Dans la même histoire tragique de Flora Tristan, c’est la mort de son père qui signera le destin de celle qu’on nomme la “nonne Dominga Gutiérrez”. Cette histoire de Dominga Gutiérrez est également intéressante pour la place qu’elle a laissé dans la mémoire collective des femmes de l’époque et notamment la place de l’Eglise. A ses 5 ans, son père décède brutalement et laisse un traumatisme à la petite fille et à la ville toute entière d’Arequipa. En effet, son père Don Raymundo Gutiérrez de Otero est l’un des principaux acteurs impliqués dans le mouvement d’insurrection contre la couronne espagnole. Dominga, elle, a l’enfance ballottée dans ces mouvements politiques et luttes populaires. A ses 13 ans, elle rencontre un docteur prêt à se marier avec elle, cependant sa mère impose d’attendre un an, le temps qu’elle puisse faire son éducation au convent. Mais le docteur impatient se marie avec une autre femme et laisse Dominga et sa famille dans le déshonneur. C’est une jeune femme désemparée qui accumule pendant ses jeunes années des événements tragiques qui lui forgent une personnalité dépressive. En 1821, elle est envoyée en tant que novice dans le monastère de Santa Teresa d’Arequipa, sous la direction des Carmelitas Descalzas. Dominga rentre au couvent à ses 14 ans et au lieu de faire ses vœux de religieuse, elle devra faire les vœux perpétuels et devenir une sœur avec le voile noire, c’est-à-dire qui doit rester à perpétuité dans le couvent et les ordres. Souffrant d’une grande dépression et de solitude, elle fait plusieurs fois la demande afin de sortir. C’est la lente descente aux enfers qui commence, ne se sentant pas à sa place parmi les religieuses, elle souhaite revenir chez elle, mais chaque demande se solde par un échec. Dix ans plus tard, dans un état de dépression et maladie avancée, elle décide de fuguer du couvent. Cette fugue, assez théâtrale et orchestrée, va marquer les esprits : aidée par certaines autres sœurs, elle fait introduire un cadavre dans le monastère, crée un incendie en lui brûlant le visage. En provoquant cet incendie, elles attirent l’attention des supérieurs et se réfugient dans un local loué au préalable par d’autres nonnes. Autant dire que retrouver un cadavre à moitié brûlé dans un monastère, il n’en fallait pas plus pour créer le scandale ; que le corps ecclésiastique a tout de suite voulu minimiser. Dominga fut recueillie par ses oncles Thenaut-Gutiérrez qui lui offrirent l’hospitalité au nom de la liberté.

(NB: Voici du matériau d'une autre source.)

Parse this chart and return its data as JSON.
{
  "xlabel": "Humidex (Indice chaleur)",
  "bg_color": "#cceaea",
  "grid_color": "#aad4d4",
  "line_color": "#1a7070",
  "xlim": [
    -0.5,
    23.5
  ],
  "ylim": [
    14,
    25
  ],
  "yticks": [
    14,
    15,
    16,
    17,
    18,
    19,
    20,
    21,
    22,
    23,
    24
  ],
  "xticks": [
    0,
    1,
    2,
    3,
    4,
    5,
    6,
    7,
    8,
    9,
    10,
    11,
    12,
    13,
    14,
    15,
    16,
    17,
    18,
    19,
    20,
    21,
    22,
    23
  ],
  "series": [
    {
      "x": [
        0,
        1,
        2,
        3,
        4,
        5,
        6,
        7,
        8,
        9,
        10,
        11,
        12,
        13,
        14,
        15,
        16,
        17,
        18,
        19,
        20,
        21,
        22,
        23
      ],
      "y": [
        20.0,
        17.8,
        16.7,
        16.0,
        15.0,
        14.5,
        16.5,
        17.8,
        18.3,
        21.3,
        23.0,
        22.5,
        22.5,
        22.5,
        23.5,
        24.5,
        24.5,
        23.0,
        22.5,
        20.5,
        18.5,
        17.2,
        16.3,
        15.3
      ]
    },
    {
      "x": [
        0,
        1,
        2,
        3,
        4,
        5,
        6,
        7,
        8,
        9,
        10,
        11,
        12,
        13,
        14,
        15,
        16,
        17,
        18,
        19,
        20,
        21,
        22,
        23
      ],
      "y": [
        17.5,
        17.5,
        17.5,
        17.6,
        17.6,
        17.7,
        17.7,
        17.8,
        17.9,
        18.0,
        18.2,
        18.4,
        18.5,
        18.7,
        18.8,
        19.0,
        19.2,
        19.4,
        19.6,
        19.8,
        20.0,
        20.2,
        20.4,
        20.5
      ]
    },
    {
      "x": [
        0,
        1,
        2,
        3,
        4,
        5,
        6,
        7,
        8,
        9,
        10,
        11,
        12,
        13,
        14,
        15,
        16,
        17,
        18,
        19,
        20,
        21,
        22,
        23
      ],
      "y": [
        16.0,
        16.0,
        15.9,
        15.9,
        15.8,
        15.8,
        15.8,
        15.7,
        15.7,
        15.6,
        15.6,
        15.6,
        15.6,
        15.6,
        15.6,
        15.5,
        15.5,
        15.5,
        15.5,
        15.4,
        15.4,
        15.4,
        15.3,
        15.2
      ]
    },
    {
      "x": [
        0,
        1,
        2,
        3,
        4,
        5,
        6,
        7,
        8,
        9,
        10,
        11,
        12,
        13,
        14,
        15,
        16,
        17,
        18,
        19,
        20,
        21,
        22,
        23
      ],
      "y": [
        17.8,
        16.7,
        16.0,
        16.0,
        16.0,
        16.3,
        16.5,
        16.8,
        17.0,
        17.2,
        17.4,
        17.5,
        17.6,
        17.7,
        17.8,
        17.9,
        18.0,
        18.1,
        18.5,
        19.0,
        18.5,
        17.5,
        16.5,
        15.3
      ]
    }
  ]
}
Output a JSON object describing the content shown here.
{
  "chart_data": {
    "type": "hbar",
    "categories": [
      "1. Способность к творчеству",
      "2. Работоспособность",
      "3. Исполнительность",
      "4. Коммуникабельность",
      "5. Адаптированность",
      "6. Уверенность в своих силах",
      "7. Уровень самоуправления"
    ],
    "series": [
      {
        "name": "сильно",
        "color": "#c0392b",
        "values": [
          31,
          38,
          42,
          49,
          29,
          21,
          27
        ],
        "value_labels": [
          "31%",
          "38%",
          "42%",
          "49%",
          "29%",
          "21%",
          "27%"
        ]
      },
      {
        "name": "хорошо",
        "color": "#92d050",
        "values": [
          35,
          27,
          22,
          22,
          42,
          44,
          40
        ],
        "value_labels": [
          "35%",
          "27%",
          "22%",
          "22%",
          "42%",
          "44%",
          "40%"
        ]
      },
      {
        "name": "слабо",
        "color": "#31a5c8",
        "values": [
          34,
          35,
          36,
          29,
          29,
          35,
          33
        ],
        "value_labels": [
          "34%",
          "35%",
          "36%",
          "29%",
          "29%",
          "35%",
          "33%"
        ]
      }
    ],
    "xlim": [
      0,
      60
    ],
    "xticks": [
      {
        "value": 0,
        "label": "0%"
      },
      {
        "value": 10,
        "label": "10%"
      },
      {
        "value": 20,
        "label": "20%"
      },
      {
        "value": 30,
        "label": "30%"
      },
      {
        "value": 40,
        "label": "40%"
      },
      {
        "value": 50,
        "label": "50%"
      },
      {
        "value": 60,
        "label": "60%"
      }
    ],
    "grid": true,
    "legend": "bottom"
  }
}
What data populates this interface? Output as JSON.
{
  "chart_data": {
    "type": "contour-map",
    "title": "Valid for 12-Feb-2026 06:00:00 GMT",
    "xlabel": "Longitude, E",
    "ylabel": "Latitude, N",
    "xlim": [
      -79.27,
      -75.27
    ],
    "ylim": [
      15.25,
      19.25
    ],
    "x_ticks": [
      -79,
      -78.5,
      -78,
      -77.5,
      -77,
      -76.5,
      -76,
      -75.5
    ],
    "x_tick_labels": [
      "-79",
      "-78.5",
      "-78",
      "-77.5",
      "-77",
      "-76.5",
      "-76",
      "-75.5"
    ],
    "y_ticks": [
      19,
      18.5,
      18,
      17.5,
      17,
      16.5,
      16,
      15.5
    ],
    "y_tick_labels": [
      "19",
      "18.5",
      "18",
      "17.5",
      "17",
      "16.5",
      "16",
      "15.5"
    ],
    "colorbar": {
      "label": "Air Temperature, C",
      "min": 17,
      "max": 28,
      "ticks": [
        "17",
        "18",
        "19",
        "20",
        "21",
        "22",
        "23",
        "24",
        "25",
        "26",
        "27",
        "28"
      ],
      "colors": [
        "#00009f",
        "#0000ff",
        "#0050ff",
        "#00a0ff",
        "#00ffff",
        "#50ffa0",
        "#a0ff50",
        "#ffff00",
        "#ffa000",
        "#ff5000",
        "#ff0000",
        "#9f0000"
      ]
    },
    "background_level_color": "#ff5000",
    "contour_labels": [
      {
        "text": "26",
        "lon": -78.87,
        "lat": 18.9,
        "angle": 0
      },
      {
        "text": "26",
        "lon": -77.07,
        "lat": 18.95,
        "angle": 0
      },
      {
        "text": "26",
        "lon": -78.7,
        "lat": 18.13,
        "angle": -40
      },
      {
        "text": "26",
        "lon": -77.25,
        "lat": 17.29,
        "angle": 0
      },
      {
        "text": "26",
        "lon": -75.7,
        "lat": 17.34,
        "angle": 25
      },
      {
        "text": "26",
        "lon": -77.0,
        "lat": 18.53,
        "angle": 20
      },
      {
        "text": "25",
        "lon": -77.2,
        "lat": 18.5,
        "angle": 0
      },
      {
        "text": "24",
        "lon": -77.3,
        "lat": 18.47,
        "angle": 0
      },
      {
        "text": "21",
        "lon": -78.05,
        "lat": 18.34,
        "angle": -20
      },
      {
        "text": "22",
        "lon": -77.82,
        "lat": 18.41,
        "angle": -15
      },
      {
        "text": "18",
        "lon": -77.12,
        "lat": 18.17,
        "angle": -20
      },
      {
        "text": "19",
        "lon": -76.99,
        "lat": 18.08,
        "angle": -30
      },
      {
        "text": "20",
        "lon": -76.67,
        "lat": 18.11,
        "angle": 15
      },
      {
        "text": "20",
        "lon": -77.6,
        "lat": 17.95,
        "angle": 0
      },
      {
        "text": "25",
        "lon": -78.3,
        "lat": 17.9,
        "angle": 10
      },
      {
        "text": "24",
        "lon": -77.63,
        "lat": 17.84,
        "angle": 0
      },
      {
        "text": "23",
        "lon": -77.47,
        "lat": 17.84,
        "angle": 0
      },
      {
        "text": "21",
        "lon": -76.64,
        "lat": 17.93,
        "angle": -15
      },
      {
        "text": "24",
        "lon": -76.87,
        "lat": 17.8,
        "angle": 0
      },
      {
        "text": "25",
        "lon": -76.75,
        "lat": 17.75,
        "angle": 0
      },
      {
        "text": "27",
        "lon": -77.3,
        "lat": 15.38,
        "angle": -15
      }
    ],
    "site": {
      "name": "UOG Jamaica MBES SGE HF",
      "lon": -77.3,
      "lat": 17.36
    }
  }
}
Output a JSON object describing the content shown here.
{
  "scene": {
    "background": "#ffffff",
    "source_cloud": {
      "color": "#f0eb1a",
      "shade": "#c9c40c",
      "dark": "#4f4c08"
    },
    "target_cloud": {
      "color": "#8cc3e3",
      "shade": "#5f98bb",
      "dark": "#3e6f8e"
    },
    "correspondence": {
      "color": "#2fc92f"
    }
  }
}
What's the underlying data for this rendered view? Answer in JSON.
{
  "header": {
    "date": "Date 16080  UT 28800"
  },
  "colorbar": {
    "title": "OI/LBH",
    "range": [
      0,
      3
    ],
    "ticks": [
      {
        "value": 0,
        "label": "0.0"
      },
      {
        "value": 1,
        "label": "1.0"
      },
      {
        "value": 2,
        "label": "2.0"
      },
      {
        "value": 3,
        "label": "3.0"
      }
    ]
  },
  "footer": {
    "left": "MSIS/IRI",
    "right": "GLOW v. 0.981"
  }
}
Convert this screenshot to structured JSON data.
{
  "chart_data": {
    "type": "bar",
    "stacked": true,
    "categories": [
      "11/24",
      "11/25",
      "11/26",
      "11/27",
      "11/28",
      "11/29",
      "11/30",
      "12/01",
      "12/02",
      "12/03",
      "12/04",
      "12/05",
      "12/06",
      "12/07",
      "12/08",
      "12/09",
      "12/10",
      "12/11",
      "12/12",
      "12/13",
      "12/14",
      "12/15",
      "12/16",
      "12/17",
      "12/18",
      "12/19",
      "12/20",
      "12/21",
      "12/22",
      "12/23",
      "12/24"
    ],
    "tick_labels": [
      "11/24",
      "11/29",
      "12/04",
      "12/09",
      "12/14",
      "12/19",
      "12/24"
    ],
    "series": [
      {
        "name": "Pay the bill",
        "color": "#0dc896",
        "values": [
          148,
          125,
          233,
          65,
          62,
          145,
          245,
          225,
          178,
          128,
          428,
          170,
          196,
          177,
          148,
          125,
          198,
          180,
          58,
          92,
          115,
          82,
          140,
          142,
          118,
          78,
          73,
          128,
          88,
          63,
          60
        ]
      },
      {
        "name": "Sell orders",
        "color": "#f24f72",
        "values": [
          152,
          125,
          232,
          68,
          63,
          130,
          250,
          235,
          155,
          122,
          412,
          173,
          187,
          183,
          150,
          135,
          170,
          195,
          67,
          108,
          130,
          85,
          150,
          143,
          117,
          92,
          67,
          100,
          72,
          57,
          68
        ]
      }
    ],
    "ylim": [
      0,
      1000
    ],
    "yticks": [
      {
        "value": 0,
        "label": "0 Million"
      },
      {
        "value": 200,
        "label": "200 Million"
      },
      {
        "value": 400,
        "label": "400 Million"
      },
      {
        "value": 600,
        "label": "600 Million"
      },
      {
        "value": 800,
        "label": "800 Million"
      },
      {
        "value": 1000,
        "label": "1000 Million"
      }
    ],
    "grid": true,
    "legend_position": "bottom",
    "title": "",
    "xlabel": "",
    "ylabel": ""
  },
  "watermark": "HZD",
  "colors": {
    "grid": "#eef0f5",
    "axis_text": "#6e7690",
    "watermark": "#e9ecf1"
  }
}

Flora Tristan révèlera dans ses écrits que Dominga avait été inspirée de l’une des lectures “interdites” qu’elle avait pu faire dans le monastère afin d’organiser la fuite. L’histoire aurait pu se terminer là, mais une fois à l’extérieur, Dominga n’hésite pas à révéler les atrocités faites à l’intérieur du couvent : la rigueur, la discipline du monastère, l’ambiance austère et lugubre, les actes immoraux des sœurs supérieures et provoque une véritable remise en cause de la place de l’Eglise dans la société péruvienne. Des débats émergent sur la question de la sainteté des pratiques religieuses et du grand nombre de femmes envoyées dans les couvents et monastères. 
Au fil du temps, ce sont donc les milieux bourgeois et aristocratiques qui sont contestés par Flora Tristan, puis Dominga révèle au grand jour les abus de pouvoirs et d’autorités de l’Eglise. 

Il ne reste qu’une petite remise en cause des institutions militaires pour bien déséquilibrer une société. Ce qui nous mène au récit, de celle que l’on nomme « la Mariscala ». De son nom complet Francisca Zubiaga y Bernales, est néé en 1803 dans la région de Cusco, elle n’était pas vraiment prédestinée à être une femme de guerre, mais c’est de cette manière qu’elle est décrite aujourd’hui. Fille de la campagne, elle déménage avec sa famille, principalement sous l’emprise de son père qui lui inculque une éducation très stricte, cependant son courage et sa détermination vont lui donner une tout autre destinée. En pleine guerre d’indépendance, elle se marie avec le général Agustin Gamara qui sortira victorieux de la bataille d’Ayacucho. On la surnomme alors la « Doña Pancha », elle se prépare elle-même à la guerre en apprenant à manier les armes et l’épée, à faire de l’équitation, elle devient peu à peu le bras droit de son mari. Mais quels sont les motifs qui ont poussé Francisca à s’opposer et s’impliquer dans cette guerre à ses jeunes 25 ans ? Vêtue de pantalons, de bottes et d’uniforme militaire, elle supervise elle-même ses troupes.  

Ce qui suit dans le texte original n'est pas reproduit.